Sometimes these systems create hybrids that are not obvious in the context of a user because they are not user-centric. For example, A Zendesk ticket is an object (dimension) because its properties can be updated, but creating or engaging with a ticket is an event (fact) that can be useful to aggregate at both the ticket level and user level. As a customer data platform, we primarily focus on data at the user level, but we also need to be very careful about how different objects interact with the customer data models.
Reverse ETL
Reverse ETL pipelines enable you to move processed data from your data warehouse into your business applications, effectively operationalizing the valuable analytics data. Reverse ETL use cases often benefit from a mix of static properties and aggregates of actual behavior. For example, in Salesforce you might want to send a mix of:
- Dimensions (company size, user, region, vertical)
- Aggregated facts (total visits, cumulative purchases, last 30 day purchases, feature usage)
- Derived data (ML model results, cohort membership)
Given the requirements above, the type of table you’d probably send via Reverse ETL is a denormalized table: one row, one user, and a bunch of properties. This transitions into how we’re thinking about our RudderStack 360 below.
RudderStack 360 (RS360)
RS360 will enable you to create a usable 360 table in your warehouse. This will give you a holistic view of all of the users, or entities, that exist within your RudderStack-connected data stack. Most of this data can be fed into RS360 from the other RudderStack-provided tools that we mentioned above (Event Streams and Extracts). RS360 will provide some really useful functionality out of the box:
- ID Stitching: This allows you to connect user activity through your first-party-app and other data from SaaS tools.

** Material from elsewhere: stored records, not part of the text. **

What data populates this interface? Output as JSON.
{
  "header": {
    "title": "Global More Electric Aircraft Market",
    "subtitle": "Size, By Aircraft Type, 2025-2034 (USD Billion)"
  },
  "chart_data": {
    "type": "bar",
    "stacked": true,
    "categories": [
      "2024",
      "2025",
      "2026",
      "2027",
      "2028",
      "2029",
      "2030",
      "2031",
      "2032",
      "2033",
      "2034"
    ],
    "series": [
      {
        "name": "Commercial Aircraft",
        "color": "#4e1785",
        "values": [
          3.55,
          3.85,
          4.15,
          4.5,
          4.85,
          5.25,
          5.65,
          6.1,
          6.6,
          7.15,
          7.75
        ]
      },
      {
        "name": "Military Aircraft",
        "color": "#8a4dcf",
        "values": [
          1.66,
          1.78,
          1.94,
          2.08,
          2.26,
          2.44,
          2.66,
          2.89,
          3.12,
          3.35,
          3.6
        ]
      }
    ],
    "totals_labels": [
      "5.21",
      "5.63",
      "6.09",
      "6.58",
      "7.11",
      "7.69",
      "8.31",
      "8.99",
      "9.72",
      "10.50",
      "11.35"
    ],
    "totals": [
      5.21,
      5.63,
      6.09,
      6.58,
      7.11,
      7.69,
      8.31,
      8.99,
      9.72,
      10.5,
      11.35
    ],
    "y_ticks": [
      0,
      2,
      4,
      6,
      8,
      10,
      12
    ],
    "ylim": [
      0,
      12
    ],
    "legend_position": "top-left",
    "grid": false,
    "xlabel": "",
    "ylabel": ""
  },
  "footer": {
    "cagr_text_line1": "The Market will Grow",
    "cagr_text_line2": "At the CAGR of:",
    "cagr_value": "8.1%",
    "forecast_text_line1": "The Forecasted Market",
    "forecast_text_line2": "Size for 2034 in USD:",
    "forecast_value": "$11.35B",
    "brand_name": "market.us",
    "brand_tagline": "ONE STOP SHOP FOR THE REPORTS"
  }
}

- Feature/ Traits table generation: This is the denormalized table that we mentioned above (i.e. one row per user with a bunch of features/traits as columns).
- Easy to configure: You have the ability within RudderStack to customize your id mapping tables and feature tables to meet your needs without writing complex sql.

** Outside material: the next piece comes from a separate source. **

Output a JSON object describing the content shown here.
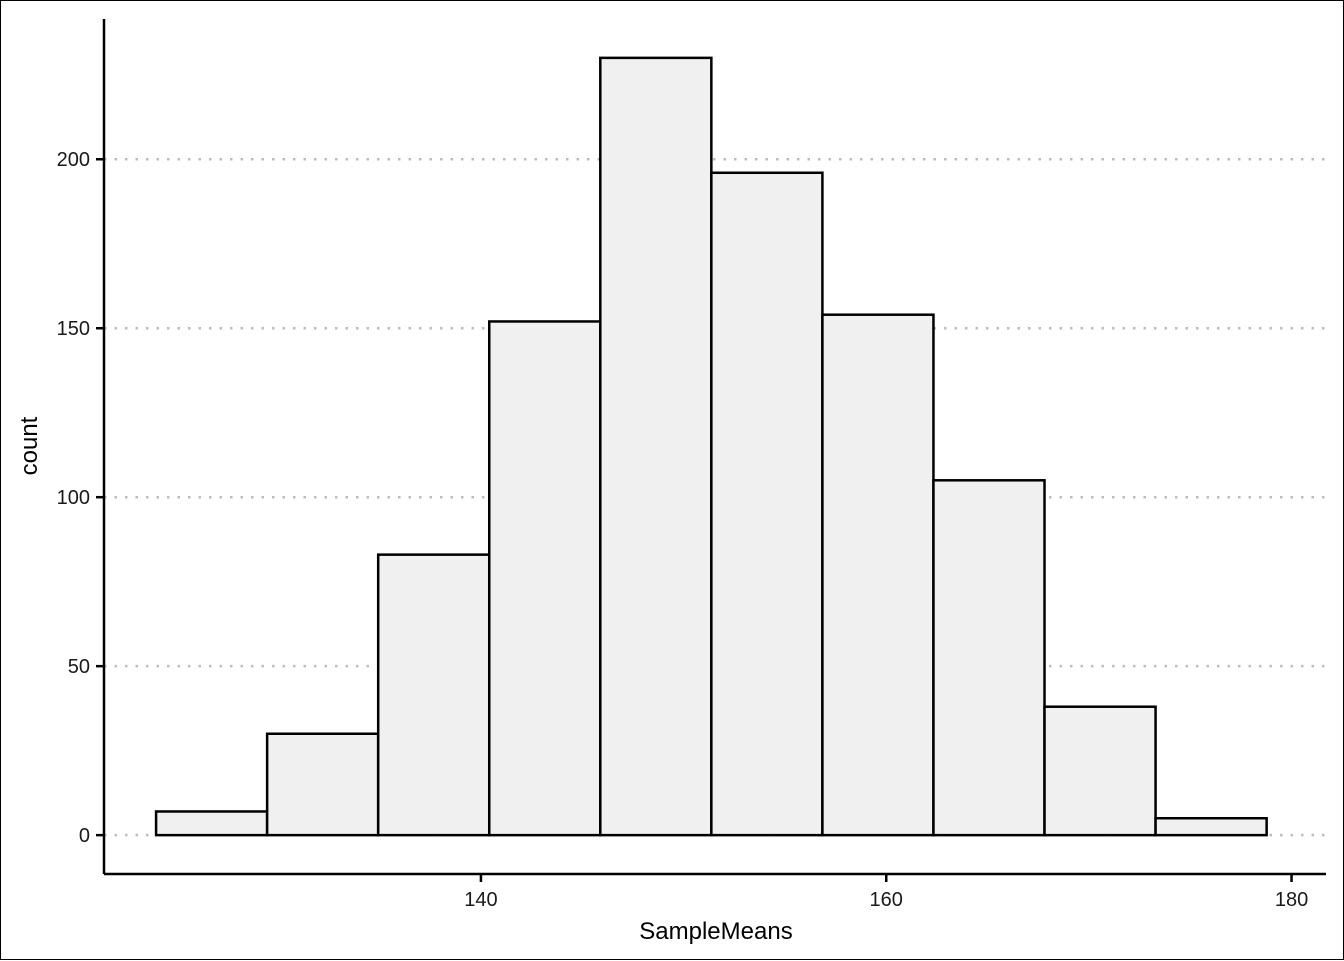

- Current data: Because you’re already using the Identify Call you will have up-to-date data for your user’s most recent activities within your app. You can schedule how often and when this data syncs according to your requirements.
Additionally, all of this data will sit in your warehouse. This means that you have complete control over who has access to the data. Using the 360 table, you’ll be able to perform analytics, ML models, and audience targeting. You’ll also be able to send this data from your warehouse to other applications for activation. RS360 is currently in beta and will launch in Q1 2023.
A recap of dimensional data modeling
If you want to go deeper, one place to read more is Ralph Kimball’s book The Data Warehouse Toolkit. However, one of the most important things to remember is that organization is different, and these principles are best used as heuristics rather than strict guidelines.In under ten minutes, we’ve covered facts and dimensions–the building blocks of dimensional data modeling. We’ve worked through the speed vs. granularity tradeoff highlighting the denormalized table as today’s technique of choice. We touched on data history. We covered the benefits and the risks associated with immutability. Finally, we looked at a few of the innovations being built on top of dimensional data modeling and examined where it shows up at RudderStack.Even if you don’t spend all of your time in the warehouse, It’s helpful to understand the core concepts of dimensional data modeling because, as we detailed here with RudderStack, they show up in the wild more often than you might realize.